Sorpresas en Bodegón Juanito
Catalina Morgan y Eufrasio Monleón.
Lo primero que hicieron nuestros jefes cuando llegamos a la redacción fue preguntarnos qué horas son éstas de llegar. Lo segundo y eso les honra, es dónde han estado ustedes que vienen con esas ojeras y lo tercero fue que si habíamos estado yaciendo uno con otro en una noche de orgía y desenfreno.
– De orgía, no, pero de desenfreno, lo que ustedes quieran, señores jefes – respondió Catalina.

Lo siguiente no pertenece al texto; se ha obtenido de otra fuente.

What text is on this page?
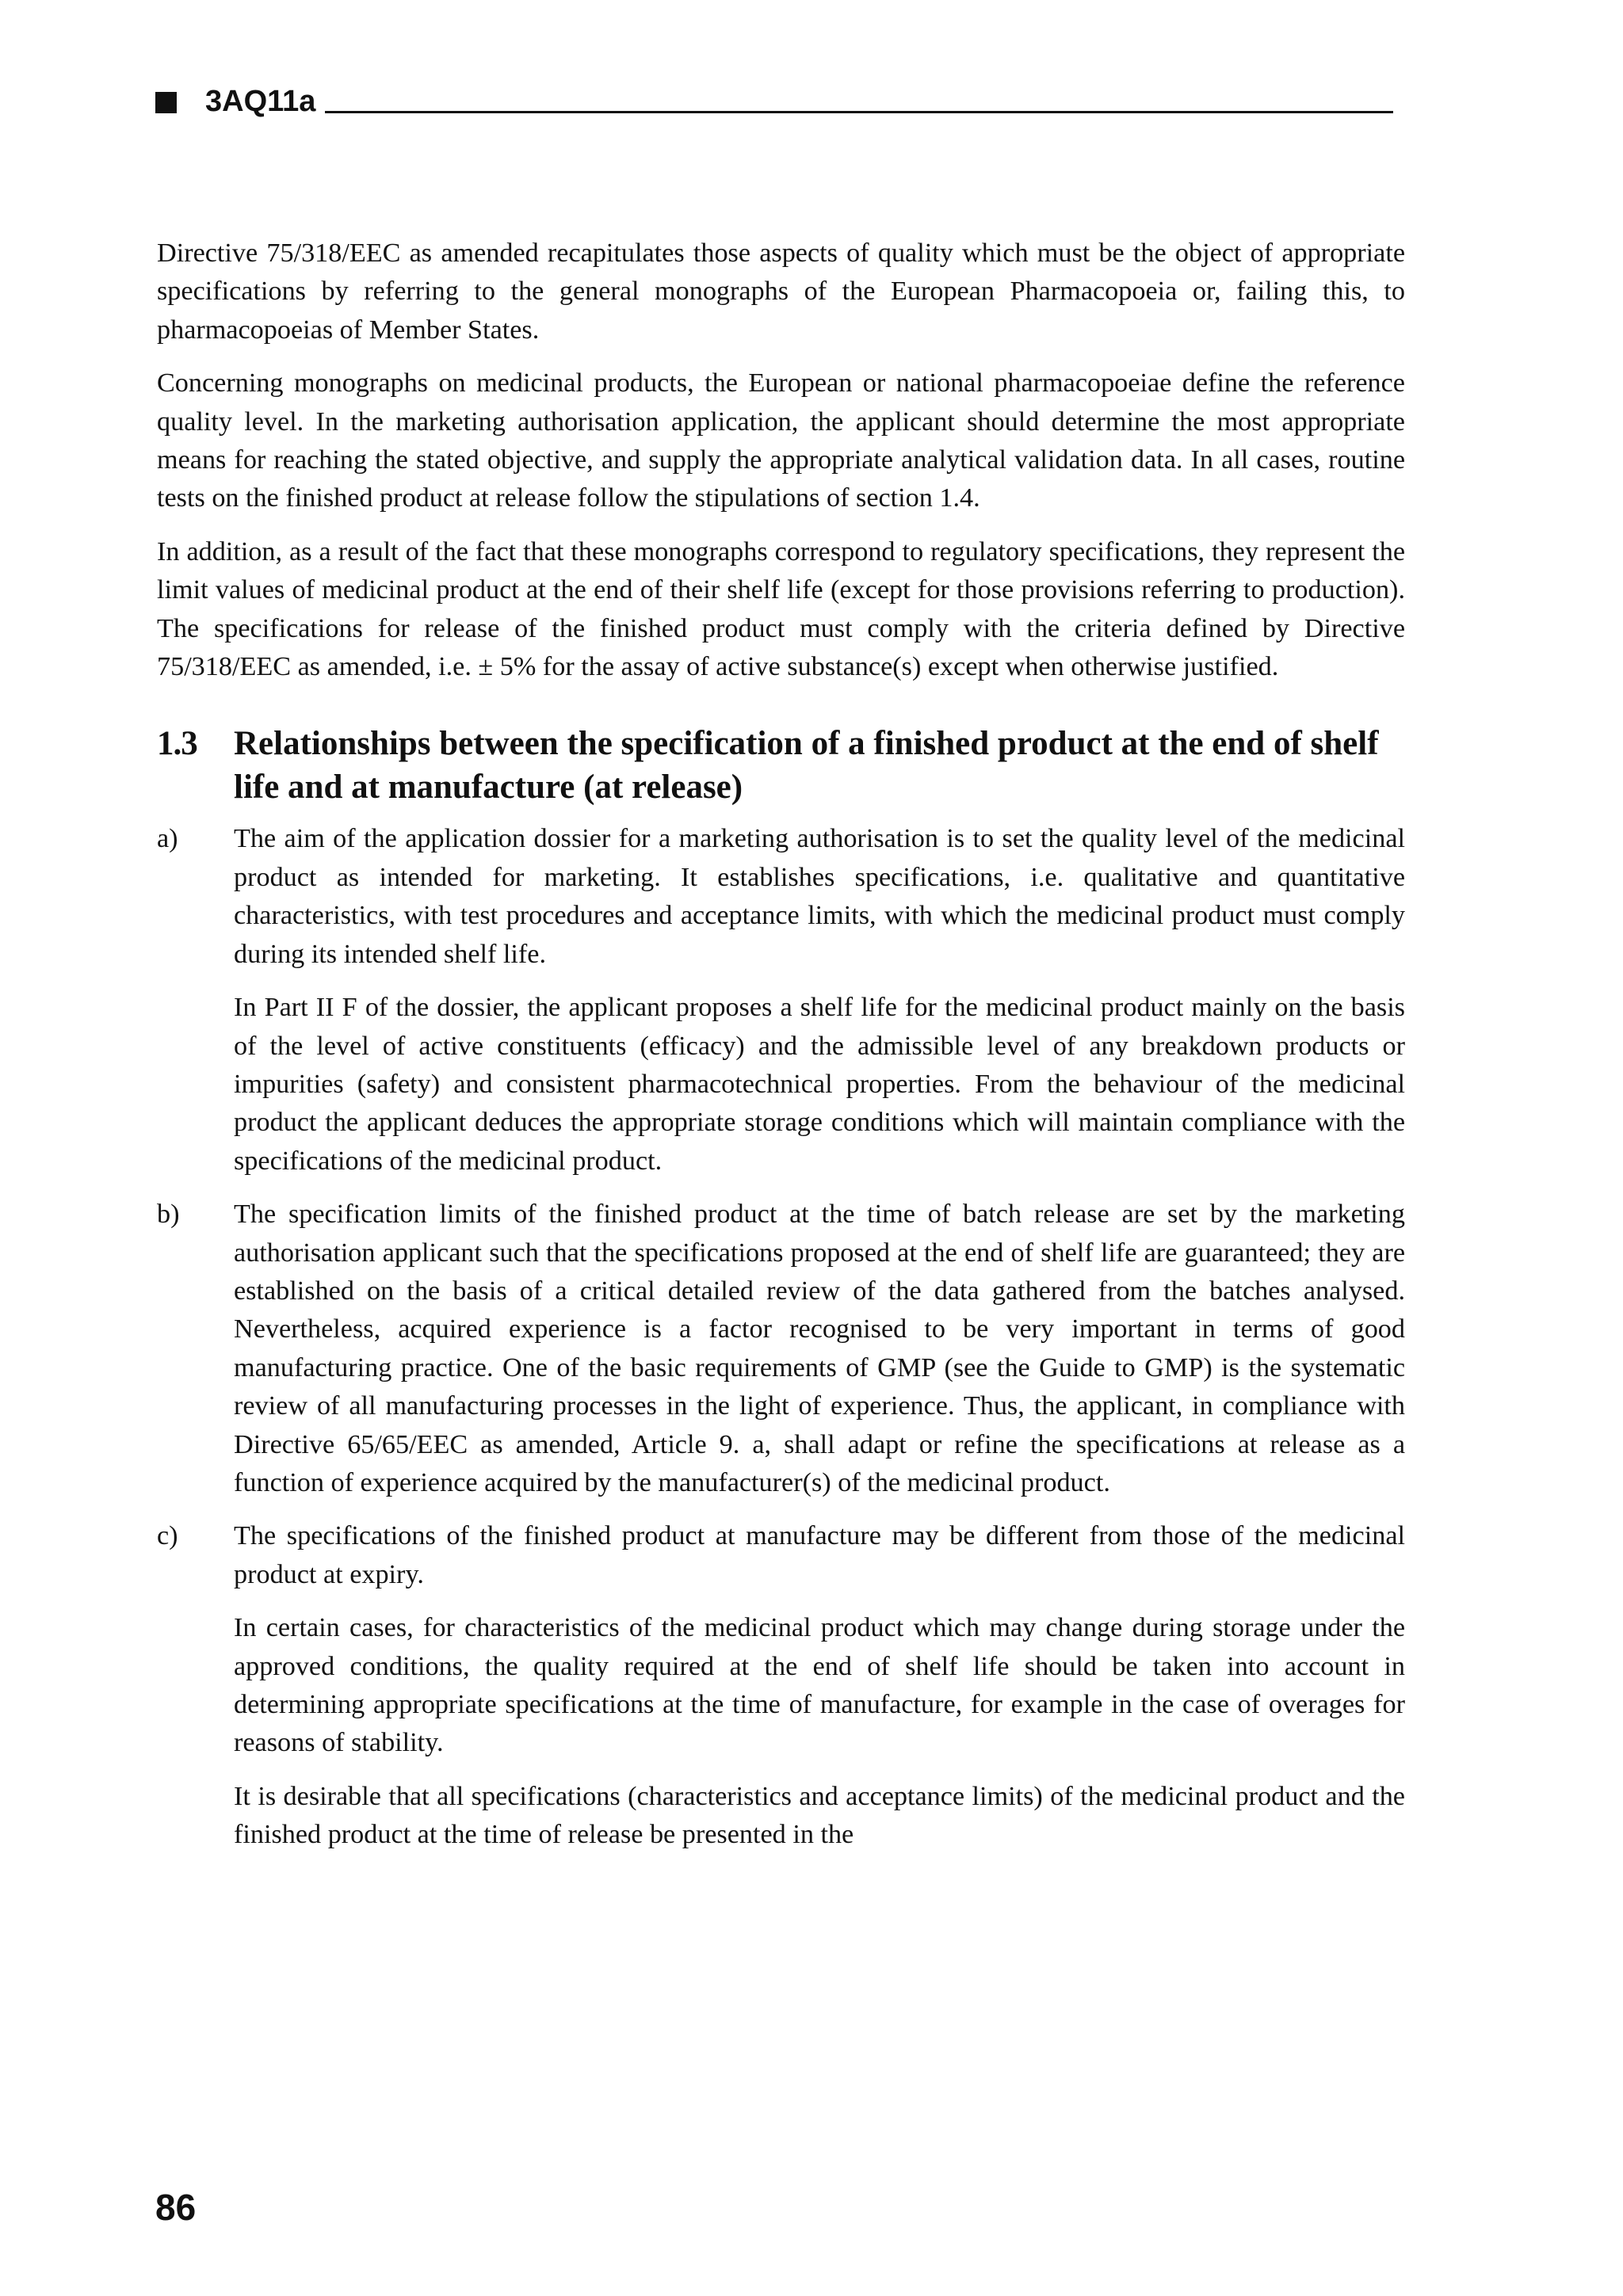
3AQ11a

Directive 75/318/EEC as amended recapitulates those aspects of quality which must be the object of appropriate specifications by referring to the general monographs of the European Pharmacopoeia or, failing this, to pharmacopoeias of Member States.

Concerning monographs on medicinal products, the European or national pharmacopoeiae define the reference quality level. In the marketing authorisation application, the applicant should determine the most appropriate means for reaching the stated objective, and supply the appropriate analytical validation data. In all cases, routine tests on the finished product at release follow the stipulations of section 1.4.

In addition, as a result of the fact that these monographs correspond to regulatory specifications, they represent the limit values of medicinal product at the end of their shelf life (except for those provisions referring to production). The specifications for release of the finished product must comply with the criteria defined by Directive 75/318/EEC as amended, i.e. ± 5% for the assay of active substance(s) except when otherwise justified.

1.3	Relationships between the specification of a finished product at the end of shelf life and at manufacture (at release)
a)	The aim of the application dossier for a marketing authorisation is to set the quality level of the medicinal product as intended for marketing. It establishes specifications, i.e. qualitative and quantitative characteristics, with test procedures and acceptance limits, with which the medicinal product must comply during its intended shelf life.

In Part II F of the dossier, the applicant proposes a shelf life for the medicinal product mainly on the basis of the level of active constituents (efficacy) and the admissible level of any breakdown products or impurities (safety) and consistent pharmacotechnical properties. From the behaviour of the medicinal product the applicant deduces the appropriate storage conditions which will maintain compliance with the specifications of the medicinal product.

b)	The specification limits of the finished product at the time of batch release are set by the marketing authorisation applicant such that the specifications proposed at the end of shelf life are guaranteed; they are established on the basis of a critical detailed review of the data gathered from the batches analysed. Nevertheless, acquired experience is a factor recognised to be very important in terms of good manufacturing practice. One of the basic requirements of GMP (see the Guide to GMP) is the systematic review of all manufacturing processes in the light of experience. Thus, the applicant, in compliance with Directive 65/65/EEC as amended, Article 9. a, shall adapt or refine the specifications at release as a function of experience acquired by the manufacturer(s) of the medicinal product.
c)	The specifications of the finished product at manufacture may be different from those of the medicinal product at expiry.

In certain cases, for characteristics of the medicinal product which may change during storage under the approved conditions, the quality required at the end of shelf life should be taken into account in determining appropriate specifications at the time of manufacture, for example in the case of overages for reasons of stability.

It is desirable that all specifications (characteristics and acceptance limits) of the medicinal product and the finished product at the time of release be presented in the

86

– Eso – rubricó Eufrasio con toda la fuerza de la que fue capaz, que no fue mucha.
– Ya pueden ustedes traer una historia que valga la pena, teniendo en cuenta todo lo que esta editorial está invirtiendo en ustedes dos.
– No podemos adelantar nada. Lo sentimos. Sólo decirles que hoy tenemos una comida, que debe de pagar la empresa, con cierta persona que nos dará mucha información sobre el asunto sobre el que estamos, cual perros de presa. Así que la empresa podría aflojar unos euritos que quiere la empresa que esta empresa llegue a buen puerto. Y sin trampas, que la empresa se pasó varios pueblos con el temita del bono de la guagua.
– Espero – ordenó el jefe supremo – que la historia sea muy buena, porque esto hay que devolverlo con intereses -. Puso un billete de veinte euros, se quedó tan campante y se levantó con la excusa de “tengo una reunión importante.”
Llamamos a casa Juanito para reservar mesa para tres y emprendimos viaje hacia la carretera de la Esperanza, esta vez nos llevó Julito, el conductor de la empresa que sólo está al servicio del dueño y señor.
Entramos en el Bodegón y Luciano no estaba. Pedimos cervezas para aclarar las gargantas (que pagamos con nuestro dinero), una ropa vieja para desaclarar y un queso del país. Al cabo de un rato llegó Luciano que una bolsa bastante grande colgada al hombro.
– Buenas tardes don Luciano.
– Aquí le dejo esto. No quiero su comida. Ustedes no me conocen y yo me voy lejos de estas islas – dicho esto, Luciano desapareció por la puerta del Bodegón Juanito y a nosotros se nos quedó la boca abierta durante un largo rato, hasta que el camarero nos preguntó qué íbamos a comer. Un largo silencio y le pedimos la cuenta.
– Con las garbanchas ya tenemos suficiente. Gracias.
Miramos el contenido del saco, sin hacer comentario alguno, cogimos la guagua de vuelta a la redacción y la sorpresa fue que no había reproductor de cintas VHS. Menos mal que siempre hay algún friki en la redacción y trajo uno de su casa o que lo consiguió en el chino de la esquina. Lo enchufamos a la tele y empezamos a flipar en colores. Luciano tenía, no sabemos por qué ni para qué, montado un kit de espionaje en los pequeños cuartuchos situados en uno de los lados del garaje del Mamontreto. Alucinamos.
Eran nada menos que catorce cintas de video de dos horas cada una llenas de imágenes y sonidos que iban a suponer verlas durante unos cuantos días.